Description
In this unusual memoir, Edward Stankiewicz stirringly recalls his youth as a Polish Jew beginning with prewar Warsaw through to the Nazi invasion. Life on the run lands Stankiewicz in Soviet-occupied Lwow where in time he joins the Lwow Literary Club. A friend of Jewish, Yiddish, Polish, and Soviet poets and writers, he offers rare insights into wartime Eastern European intellectual life.
After the German occupation of Lwow, in the newly built Jewish ghetto, he works in German military outfits and learns to forge Aryan and German documents to help people escape. In a German uniform he escapes to the Eastern Ukraine where he wanders for several months from town to town. Captured by the Gestapo, he is shipped to Buchenwald where he survives as a Pole. In the camp he manages to produce Polish and German poetry and a play.
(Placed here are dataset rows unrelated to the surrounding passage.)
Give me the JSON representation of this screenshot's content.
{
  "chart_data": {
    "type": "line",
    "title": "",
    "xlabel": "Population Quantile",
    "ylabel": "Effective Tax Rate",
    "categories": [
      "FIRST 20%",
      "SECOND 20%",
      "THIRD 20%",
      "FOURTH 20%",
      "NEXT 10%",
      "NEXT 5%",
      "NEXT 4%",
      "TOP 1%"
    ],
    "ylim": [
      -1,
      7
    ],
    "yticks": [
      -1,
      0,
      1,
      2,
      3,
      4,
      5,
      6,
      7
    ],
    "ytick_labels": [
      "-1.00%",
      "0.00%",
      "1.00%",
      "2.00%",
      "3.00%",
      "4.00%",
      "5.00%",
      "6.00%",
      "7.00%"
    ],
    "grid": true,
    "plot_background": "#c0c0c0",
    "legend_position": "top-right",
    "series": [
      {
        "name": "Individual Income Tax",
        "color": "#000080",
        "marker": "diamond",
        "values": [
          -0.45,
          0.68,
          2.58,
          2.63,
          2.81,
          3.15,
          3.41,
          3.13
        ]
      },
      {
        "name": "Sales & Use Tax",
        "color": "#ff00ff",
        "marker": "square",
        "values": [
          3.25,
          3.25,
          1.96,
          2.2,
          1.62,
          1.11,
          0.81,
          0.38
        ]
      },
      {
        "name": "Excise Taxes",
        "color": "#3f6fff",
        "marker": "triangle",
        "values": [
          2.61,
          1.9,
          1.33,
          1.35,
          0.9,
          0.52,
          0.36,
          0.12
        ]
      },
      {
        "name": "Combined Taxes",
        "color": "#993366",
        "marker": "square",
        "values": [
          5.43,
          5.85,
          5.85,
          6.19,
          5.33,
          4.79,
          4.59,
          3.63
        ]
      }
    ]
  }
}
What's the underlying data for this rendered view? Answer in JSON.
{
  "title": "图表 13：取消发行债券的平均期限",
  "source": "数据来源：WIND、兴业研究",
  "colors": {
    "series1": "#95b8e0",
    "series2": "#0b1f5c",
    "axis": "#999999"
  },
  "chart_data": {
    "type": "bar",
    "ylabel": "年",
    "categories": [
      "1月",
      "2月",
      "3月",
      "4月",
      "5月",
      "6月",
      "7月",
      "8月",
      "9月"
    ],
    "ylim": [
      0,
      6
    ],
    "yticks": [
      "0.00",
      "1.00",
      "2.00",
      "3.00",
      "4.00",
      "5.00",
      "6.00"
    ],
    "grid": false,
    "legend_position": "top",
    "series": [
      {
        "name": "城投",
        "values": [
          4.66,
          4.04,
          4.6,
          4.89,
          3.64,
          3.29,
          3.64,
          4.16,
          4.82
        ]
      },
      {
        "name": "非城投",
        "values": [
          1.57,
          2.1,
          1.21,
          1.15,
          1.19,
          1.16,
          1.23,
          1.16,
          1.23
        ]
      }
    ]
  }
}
Some of these poems are reproduced in the book.
Writing in a spare, accessible style, Stankiewicz unflinchingly addresses such significant issues as identity, loyalty, betrayal, anti-Semitism, and communism.
About the Author
Edward Stankiewicz is professor emeritus of Slavic linguistics and literary theory at Yale University. He is the author of many articles and books about Slavic and general linguistics, the history of linguistics, poetics, and Yiddish.